Mandatory requirement:
• Offer must be accompanied by a pay order equal to 25% of the offered value
• Duties and taxes must be calculated based on the offered value
Step 2: Customs Evaluates the Offer
If the Collector:
• Finds the declared value unrealistic, and
• Considers the offer genuine and substantially higher
He may, with Chief Collector’s approval:
• Entertain competing higher offers, and
• Move to the next statutory stage
Step 3: Option Given to Importer
Customs must issue a written option notice to the importer:
• Importer is offered clearance of goods
• At the highest offered value, not the originally declared value
• On payment of full customs duties and taxes on that higher value
This step safeguards the importer’s right of first refusal.
Step 4: Seven-Day Deadline
If the importer:
• Fails to clear goods within 7 days of receiving the notice
Then Customs may:
• Take over the imported goods
• Pay the importer:
o Declared customs value, plus
o An additional 5% of the declared value
This takeover is without prejudice to any penalty or legal action.
What Happens After Customs Takes Over the Goods?
Delivery to the Local Buyer (Section 25C(2))
The goods are delivered to the successful offeror after submission of:
1. A pay order in the name of the importer equal to:
o Declared customs value, plus
o 5% additional amount
2. A second pay order in the name of the Collector of Customs equal to:
o Remaining value difference, and
o Full customs duties and other taxes
This ensures:
• Importer is compensated
• Government revenue is protected
What If the Local Buyer Defaults? (Section 25C(3))
If the local buyer:
• Fails to take delivery, or
• Does not pay the required amounts
Then:
• The 25% pay order is forfeited to the Federal Government
• Goods are released back to the importer
• Valuation reverts to Sections 25 or 25A, as applicable
Key Financial Implications for Importers
• Loss of goods at declared value + 5%
• Exposure to penalties for undervaluation
• Delays and demurrage costs
• Increased scrutiny in future imports
Practical Compliance Tips for Importers (2026)

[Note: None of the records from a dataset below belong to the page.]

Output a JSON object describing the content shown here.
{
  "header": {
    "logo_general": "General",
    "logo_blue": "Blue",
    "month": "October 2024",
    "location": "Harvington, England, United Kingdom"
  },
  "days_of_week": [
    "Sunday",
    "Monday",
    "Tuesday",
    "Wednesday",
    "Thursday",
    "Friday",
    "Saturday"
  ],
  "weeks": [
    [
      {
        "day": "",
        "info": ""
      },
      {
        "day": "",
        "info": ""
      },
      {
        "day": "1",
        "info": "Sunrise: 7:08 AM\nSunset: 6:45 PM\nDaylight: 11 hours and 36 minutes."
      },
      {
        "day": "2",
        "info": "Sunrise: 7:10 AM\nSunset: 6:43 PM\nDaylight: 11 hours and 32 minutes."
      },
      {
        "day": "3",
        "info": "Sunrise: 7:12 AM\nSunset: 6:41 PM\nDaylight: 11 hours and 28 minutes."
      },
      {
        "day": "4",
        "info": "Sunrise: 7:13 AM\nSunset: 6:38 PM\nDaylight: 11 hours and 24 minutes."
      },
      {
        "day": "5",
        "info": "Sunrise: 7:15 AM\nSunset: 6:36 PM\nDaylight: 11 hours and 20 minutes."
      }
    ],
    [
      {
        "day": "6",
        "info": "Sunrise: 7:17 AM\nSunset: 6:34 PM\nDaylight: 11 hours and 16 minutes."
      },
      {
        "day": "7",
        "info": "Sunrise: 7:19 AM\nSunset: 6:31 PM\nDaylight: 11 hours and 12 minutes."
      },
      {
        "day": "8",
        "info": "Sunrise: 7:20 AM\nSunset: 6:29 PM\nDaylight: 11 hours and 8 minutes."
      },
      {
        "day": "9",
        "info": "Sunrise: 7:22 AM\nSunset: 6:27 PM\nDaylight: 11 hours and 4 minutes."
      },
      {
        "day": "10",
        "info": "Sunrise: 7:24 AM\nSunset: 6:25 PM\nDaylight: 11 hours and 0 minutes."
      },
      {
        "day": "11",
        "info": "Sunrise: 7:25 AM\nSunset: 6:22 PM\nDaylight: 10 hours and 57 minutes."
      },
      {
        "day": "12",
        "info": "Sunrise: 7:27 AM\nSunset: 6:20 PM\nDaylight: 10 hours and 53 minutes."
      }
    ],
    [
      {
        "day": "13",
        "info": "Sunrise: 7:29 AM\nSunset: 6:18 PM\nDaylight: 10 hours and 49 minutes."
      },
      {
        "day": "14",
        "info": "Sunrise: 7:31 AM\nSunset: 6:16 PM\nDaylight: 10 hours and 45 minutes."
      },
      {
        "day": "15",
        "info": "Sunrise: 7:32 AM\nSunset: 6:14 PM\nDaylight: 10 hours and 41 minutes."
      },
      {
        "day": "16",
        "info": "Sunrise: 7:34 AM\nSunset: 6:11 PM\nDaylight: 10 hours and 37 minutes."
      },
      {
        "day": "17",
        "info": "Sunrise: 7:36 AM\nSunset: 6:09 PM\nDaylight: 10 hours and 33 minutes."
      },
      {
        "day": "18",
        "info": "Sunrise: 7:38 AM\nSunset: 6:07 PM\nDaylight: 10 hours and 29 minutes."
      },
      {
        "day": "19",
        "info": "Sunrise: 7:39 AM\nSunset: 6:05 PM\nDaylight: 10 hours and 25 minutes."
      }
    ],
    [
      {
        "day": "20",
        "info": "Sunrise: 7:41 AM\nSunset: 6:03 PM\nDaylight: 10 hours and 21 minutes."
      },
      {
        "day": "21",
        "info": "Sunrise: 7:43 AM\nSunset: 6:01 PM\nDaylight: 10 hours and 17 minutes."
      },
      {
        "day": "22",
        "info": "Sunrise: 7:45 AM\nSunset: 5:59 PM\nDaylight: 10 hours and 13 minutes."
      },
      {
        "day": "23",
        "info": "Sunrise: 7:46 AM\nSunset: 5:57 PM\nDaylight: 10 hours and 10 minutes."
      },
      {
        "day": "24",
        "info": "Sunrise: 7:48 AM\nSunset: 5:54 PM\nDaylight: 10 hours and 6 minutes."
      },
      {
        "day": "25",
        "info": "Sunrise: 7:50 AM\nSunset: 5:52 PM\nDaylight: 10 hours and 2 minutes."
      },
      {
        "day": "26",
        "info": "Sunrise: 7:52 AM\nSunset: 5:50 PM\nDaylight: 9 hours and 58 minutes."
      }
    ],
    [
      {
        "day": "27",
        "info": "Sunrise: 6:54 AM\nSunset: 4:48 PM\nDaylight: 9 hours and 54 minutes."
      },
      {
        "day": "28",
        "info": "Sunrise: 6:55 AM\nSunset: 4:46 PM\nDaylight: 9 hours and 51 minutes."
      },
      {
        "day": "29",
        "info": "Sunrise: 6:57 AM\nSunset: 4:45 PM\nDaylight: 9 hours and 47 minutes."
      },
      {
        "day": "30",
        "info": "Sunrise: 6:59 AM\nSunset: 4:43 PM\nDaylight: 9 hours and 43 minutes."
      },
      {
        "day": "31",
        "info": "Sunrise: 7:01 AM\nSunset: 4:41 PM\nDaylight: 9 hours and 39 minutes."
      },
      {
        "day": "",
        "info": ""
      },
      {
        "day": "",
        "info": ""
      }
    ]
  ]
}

• Declare true transactional value with evidence
• Maintain complete invoices, contracts, and payment records
• Avoid aggressive undervaluation strategies
• Respond promptly to Section 25C notices
• Seek legal or customs advisory support immediately
Frequently Asked Questions (FAQs)
Q: Can Customs take over goods without importer consent?

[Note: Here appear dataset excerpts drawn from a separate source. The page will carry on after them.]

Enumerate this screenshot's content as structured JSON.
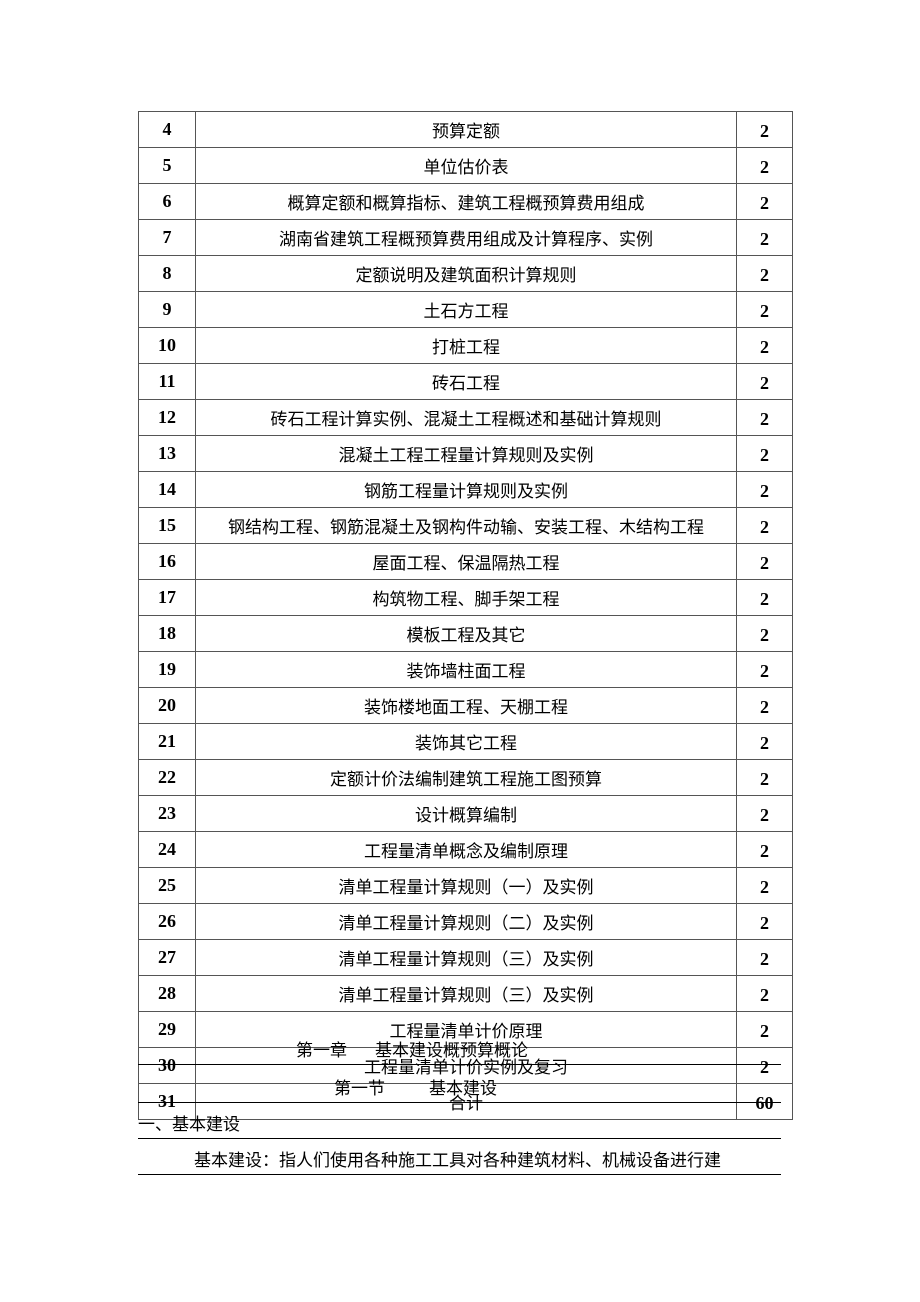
{
  "table": {
    "rows": [
      {
        "no": "4",
        "topic": "预算定额",
        "hours": "2"
      },
      {
        "no": "5",
        "topic": "单位估价表",
        "hours": "2"
      },
      {
        "no": "6",
        "topic": "概算定额和概算指标、建筑工程概预算费用组成",
        "hours": "2"
      },
      {
        "no": "7",
        "topic": "湖南省建筑工程概预算费用组成及计算程序、实例",
        "hours": "2"
      },
      {
        "no": "8",
        "topic": "定额说明及建筑面积计算规则",
        "hours": "2"
      },
      {
        "no": "9",
        "topic": "土石方工程",
        "hours": "2"
      },
      {
        "no": "10",
        "topic": "打桩工程",
        "hours": "2"
      },
      {
        "no": "11",
        "topic": "砖石工程",
        "hours": "2"
      },
      {
        "no": "12",
        "topic": "砖石工程计算实例、混凝土工程概述和基础计算规则",
        "hours": "2"
      },
      {
        "no": "13",
        "topic": "混凝土工程工程量计算规则及实例",
        "hours": "2"
      },
      {
        "no": "14",
        "topic": "钢筋工程量计算规则及实例",
        "hours": "2"
      },
      {
        "no": "15",
        "topic": "钢结构工程、钢筋混凝土及钢构件动输、安装工程、木结构工程",
        "hours": "2"
      },
      {
        "no": "16",
        "topic": "屋面工程、保温隔热工程",
        "hours": "2"
      },
      {
        "no": "17",
        "topic": "构筑物工程、脚手架工程",
        "hours": "2"
      },
      {
        "no": "18",
        "topic": "模板工程及其它",
        "hours": "2"
      },
      {
        "no": "19",
        "topic": "装饰墙柱面工程",
        "hours": "2"
      },
      {
        "no": "20",
        "topic": "装饰楼地面工程、天棚工程",
        "hours": "2"
      },
      {
        "no": "21",
        "topic": "装饰其它工程",
        "hours": "2"
      },
      {
        "no": "22",
        "topic": "定额计价法编制建筑工程施工图预算",
        "hours": "2"
      },
      {
        "no": "23",
        "topic": "设计概算编制",
        "hours": "2"
      },
      {
        "no": "24",
        "topic": "工程量清单概念及编制原理",
        "hours": "2"
      },
      {
        "no": "25",
        "topic": "清单工程量计算规则（一）及实例",
        "hours": "2"
      },
      {
        "no": "26",
        "topic": "清单工程量计算规则（二）及实例",
        "hours": "2"
      },
      {
        "no": "27",
        "topic": "清单工程量计算规则（三）及实例",
        "hours": "2"
      },
      {
        "no": "28",
        "topic": "清单工程量计算规则（三）及实例",
        "hours": "2"
      },
      {
        "no": "29",
        "topic": "工程量清单计价原理",
        "hours": "2"
      },
      {
        "no": "30",
        "topic": "工程量清单计价实例及复习",
        "hours": "2"
      },
      {
        "no": "31",
        "topic": "合计",
        "hours": "60"
      }
    ]
  },
  "chapter": {
    "label": "第一章",
    "title": "基本建设概预算概论"
  },
  "section": {
    "label": "第一节",
    "title": "基本建设"
  },
  "subheading": "一、基本建设",
  "paragraph": "基本建设：指人们使用各种施工工具对各种建筑材料、机械设备进行建"
}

Yes, if statutory conditions under Section 25C are fulfilled.
Q: Is Section 25C applicable to all imports?
Yes, where undervaluation and third-party offers exist.
Q: Can importer challenge takeover?
Yes, through legal remedies, but goods may still be taken over during proceedings.
Final Thoughts
Section 25C is one of the strongest enforcement tools available to Pakistan Customs in 2026. It transforms valuation disputes into real market tests, making undervaluation a high-risk strategy.
For importers, accurate declaration is no longer just compliance—it is asset protection.
Disclaimer
This article is published for general information and educational purposes only. It does not constitute legal advice, tax advice, or professional guidance under the Customs Act, 1969 or any rules, notifications, or practices of Pakistan Customs applicable for tax year 2026. While care has been taken to reflect the law accurately, statutory provisions may be amended, interpreted, or applied differently by customs authorities or courts. Importers, exporters, and other stakeholders should seek advice from a licensed customs agent, tax professional, or legal advisor before taking any action based on this information.